Paralelamente, a prefeitura, por meio de autarquias e outros entes,  e em parceria com grupos privados e a sociedade civil, devem seguir desenvolvendo ações de conscientização ambiental e de contenção de resíduos com diversos públicos.

Isso já ocorre, por exemplo, com os carroceiros, a fim de combater o descarte inadequado e incentivar a reciclagem. As Unidades de Recebimento de Pequenos Volumes (URPVs) são outra iniciativa. As URPVs são equipamentos públicos destinados a receber materiais como entulho, resíduos de poda, pneus, colchões e móveis velhos, até o limite diário de 1m³ por gerador.
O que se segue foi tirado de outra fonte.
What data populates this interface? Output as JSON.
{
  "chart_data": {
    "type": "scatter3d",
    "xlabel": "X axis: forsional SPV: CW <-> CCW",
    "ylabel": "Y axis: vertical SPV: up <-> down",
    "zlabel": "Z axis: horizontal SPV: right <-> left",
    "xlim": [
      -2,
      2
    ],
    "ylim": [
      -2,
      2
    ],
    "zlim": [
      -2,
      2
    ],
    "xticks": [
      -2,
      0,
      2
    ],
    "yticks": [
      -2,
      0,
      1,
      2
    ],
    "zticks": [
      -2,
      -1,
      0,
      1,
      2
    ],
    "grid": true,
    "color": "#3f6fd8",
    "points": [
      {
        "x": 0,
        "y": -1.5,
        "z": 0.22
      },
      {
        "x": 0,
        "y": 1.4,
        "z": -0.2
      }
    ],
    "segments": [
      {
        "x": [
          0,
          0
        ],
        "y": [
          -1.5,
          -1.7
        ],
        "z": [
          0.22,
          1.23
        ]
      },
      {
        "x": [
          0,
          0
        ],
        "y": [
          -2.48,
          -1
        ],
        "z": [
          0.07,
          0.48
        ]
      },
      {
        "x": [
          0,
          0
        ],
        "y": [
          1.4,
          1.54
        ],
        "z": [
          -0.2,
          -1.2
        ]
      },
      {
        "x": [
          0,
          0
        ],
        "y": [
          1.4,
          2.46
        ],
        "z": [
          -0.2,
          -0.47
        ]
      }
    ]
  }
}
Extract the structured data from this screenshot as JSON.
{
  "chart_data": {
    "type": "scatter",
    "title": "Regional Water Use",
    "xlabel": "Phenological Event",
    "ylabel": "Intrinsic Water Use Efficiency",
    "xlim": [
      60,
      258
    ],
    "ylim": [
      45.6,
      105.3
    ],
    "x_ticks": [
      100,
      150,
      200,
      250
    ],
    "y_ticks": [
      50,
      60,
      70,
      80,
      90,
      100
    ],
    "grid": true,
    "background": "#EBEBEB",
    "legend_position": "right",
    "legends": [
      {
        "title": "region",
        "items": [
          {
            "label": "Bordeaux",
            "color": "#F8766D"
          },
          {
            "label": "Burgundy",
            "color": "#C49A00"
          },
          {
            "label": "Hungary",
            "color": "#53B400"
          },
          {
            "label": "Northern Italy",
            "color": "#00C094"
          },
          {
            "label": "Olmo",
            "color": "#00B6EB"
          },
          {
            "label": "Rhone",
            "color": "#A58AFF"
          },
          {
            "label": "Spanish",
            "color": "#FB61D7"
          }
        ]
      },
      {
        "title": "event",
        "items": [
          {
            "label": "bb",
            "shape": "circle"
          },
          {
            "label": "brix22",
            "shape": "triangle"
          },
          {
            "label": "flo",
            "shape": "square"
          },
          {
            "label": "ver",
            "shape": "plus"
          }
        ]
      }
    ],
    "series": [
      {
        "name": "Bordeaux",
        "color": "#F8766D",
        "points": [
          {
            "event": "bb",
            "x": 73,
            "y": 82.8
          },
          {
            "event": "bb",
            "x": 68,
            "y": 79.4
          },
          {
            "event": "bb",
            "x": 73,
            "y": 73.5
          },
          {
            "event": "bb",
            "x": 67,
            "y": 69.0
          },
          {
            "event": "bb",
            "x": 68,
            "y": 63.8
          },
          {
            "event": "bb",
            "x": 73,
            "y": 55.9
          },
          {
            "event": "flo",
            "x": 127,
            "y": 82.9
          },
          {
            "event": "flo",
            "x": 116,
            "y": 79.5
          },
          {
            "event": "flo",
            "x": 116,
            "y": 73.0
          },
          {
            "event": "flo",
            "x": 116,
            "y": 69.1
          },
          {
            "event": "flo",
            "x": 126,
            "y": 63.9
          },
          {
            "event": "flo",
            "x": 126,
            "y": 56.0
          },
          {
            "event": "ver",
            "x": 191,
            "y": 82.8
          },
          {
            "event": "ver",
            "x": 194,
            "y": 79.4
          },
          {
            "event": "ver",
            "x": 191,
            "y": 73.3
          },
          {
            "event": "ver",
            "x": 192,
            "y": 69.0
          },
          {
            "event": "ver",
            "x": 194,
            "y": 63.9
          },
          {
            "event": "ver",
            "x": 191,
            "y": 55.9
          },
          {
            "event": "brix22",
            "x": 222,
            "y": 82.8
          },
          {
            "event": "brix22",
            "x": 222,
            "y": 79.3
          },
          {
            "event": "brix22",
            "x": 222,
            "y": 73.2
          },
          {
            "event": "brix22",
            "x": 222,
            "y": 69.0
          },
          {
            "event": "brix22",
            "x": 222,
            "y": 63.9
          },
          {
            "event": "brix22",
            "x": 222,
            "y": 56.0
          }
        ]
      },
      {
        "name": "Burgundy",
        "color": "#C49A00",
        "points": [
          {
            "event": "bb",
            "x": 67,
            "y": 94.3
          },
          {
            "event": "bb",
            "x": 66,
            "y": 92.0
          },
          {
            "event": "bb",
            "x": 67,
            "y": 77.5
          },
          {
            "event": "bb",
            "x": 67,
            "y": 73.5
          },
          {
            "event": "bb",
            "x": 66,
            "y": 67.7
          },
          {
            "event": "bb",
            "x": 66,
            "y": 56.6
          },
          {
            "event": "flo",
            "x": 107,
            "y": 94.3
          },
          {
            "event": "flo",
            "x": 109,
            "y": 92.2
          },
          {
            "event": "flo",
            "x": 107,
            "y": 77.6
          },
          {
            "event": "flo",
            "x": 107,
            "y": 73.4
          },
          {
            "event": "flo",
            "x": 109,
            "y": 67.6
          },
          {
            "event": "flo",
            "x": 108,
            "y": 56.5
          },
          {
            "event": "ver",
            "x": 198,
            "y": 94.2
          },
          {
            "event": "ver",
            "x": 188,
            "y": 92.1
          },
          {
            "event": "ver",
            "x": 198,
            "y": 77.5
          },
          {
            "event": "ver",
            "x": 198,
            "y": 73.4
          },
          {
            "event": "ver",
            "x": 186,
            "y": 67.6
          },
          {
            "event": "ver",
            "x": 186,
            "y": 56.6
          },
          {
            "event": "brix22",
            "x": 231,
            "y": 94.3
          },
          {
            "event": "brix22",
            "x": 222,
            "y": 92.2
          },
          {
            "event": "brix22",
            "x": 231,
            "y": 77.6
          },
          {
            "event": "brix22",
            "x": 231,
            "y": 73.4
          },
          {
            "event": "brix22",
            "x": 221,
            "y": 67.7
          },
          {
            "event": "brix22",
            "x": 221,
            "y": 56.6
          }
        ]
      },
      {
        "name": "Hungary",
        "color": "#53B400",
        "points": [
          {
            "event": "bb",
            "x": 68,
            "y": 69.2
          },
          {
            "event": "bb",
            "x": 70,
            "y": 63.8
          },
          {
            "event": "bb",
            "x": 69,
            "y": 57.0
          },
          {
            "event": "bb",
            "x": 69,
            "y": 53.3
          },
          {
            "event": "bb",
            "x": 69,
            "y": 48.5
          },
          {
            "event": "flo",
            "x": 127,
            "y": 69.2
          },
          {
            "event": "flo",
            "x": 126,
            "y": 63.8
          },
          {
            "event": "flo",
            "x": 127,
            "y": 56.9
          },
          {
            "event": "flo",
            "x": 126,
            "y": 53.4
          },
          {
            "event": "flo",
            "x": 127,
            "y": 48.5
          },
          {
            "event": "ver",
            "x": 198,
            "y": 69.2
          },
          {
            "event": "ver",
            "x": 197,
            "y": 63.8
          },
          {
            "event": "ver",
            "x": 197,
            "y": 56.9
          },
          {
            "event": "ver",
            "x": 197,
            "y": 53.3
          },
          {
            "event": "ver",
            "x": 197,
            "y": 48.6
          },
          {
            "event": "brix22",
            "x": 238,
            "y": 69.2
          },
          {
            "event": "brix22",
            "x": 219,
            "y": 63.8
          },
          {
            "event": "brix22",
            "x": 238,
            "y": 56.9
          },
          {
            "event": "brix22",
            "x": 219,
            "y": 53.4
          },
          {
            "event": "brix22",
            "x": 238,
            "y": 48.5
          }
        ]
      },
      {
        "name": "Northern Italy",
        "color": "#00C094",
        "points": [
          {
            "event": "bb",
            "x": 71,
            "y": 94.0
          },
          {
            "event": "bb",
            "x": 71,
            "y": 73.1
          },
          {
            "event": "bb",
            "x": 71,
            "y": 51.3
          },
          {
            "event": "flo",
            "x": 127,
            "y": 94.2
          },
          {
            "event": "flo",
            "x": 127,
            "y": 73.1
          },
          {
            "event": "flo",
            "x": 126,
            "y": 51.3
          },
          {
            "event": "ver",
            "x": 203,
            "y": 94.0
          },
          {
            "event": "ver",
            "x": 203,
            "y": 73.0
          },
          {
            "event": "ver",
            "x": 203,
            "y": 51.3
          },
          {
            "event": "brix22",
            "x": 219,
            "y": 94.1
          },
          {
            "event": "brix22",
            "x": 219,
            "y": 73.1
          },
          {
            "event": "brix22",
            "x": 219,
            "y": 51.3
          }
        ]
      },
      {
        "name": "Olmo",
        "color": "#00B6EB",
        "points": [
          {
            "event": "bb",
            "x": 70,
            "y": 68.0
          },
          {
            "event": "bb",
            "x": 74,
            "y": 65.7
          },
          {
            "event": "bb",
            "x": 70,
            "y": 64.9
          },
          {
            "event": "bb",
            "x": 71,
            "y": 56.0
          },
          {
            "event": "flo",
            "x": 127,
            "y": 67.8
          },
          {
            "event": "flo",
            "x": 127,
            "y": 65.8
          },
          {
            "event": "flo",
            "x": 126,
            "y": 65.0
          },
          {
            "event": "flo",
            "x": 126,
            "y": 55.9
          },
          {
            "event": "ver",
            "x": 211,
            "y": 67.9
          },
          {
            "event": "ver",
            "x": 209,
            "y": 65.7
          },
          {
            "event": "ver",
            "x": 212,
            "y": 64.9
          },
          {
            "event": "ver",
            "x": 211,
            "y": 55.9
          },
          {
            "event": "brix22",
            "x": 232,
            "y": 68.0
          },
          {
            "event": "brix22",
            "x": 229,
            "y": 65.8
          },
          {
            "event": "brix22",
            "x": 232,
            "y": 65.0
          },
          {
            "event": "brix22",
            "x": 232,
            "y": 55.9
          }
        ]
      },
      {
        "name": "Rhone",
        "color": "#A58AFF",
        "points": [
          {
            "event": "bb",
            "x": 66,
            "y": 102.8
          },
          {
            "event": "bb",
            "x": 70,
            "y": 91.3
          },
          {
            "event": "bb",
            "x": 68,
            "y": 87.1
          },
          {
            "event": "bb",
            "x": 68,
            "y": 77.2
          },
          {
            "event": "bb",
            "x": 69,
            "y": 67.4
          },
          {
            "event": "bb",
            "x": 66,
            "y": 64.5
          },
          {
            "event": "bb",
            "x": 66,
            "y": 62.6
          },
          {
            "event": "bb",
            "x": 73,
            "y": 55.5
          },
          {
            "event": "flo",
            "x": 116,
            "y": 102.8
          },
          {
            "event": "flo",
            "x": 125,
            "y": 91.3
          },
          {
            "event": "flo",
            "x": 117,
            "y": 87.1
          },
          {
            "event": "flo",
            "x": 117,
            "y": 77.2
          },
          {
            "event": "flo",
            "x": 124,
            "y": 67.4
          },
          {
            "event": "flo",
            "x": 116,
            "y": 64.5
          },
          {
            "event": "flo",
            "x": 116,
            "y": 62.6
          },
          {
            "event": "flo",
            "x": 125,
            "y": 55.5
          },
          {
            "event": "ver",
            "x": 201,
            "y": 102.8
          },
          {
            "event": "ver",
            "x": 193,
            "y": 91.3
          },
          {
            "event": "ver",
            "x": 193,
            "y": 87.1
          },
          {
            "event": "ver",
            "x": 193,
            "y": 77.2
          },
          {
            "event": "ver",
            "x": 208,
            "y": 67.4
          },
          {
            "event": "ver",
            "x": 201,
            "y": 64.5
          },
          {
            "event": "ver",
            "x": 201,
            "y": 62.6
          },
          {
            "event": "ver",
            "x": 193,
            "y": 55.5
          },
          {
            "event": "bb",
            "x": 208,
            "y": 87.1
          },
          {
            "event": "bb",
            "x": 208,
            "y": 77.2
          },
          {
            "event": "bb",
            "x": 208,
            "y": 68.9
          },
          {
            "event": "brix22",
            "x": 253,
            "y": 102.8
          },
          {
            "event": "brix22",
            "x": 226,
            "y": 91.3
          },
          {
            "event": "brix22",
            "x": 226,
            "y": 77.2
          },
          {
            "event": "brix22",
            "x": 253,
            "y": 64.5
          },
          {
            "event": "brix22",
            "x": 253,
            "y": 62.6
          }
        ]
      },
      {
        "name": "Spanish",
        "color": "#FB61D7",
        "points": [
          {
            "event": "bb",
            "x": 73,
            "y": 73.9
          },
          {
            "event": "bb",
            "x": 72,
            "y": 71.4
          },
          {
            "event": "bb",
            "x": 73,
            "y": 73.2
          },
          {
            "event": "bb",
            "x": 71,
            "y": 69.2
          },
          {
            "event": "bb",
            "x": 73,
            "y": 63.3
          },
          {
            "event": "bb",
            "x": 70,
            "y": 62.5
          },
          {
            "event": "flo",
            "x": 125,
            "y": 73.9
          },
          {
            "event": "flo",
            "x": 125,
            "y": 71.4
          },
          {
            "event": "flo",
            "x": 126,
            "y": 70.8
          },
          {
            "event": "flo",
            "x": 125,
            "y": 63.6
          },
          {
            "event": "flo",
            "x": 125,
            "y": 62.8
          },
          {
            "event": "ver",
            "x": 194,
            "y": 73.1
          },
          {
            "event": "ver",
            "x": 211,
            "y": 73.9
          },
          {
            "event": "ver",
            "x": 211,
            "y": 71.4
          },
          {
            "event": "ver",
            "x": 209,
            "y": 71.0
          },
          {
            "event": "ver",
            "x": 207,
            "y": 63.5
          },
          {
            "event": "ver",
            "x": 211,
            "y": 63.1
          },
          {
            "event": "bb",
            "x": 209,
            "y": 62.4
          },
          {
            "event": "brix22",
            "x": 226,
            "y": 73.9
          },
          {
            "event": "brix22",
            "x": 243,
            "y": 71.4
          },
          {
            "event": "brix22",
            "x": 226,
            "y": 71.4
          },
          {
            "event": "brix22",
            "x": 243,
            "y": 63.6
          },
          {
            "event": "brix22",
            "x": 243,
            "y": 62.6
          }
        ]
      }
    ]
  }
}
A população, informa a prefeitura, pode entregar o material gratuitamente nesses locais ou contratar um carroceiro credenciado para buscá-lo. As URPVs não recebem lixo doméstico, lixo de sacolão, eletroeletrônicos defeituosos, resíduos industriais ou de serviços de saúde, nem animais mortos.

O material recebido nas URPVs é separado em caçambas e recolhido regularmente pela prefeitura. Após a triagem, os rejeitos vão para o aterro sanitário e o entulho para uma das Estações de Reciclagem de Entulho, onde é transformado em agregado reciclado, que pode novamente ser reintroduzido na cadeia da construção civil.

A população pode entregar seus resíduos de construção civil em uma das URPVs existentes em Belo Horizonte. Esse transporte pode ser feito também pelos carroceiros cadastrados e qualificados pela SLU para práticas ambientalmente corretas.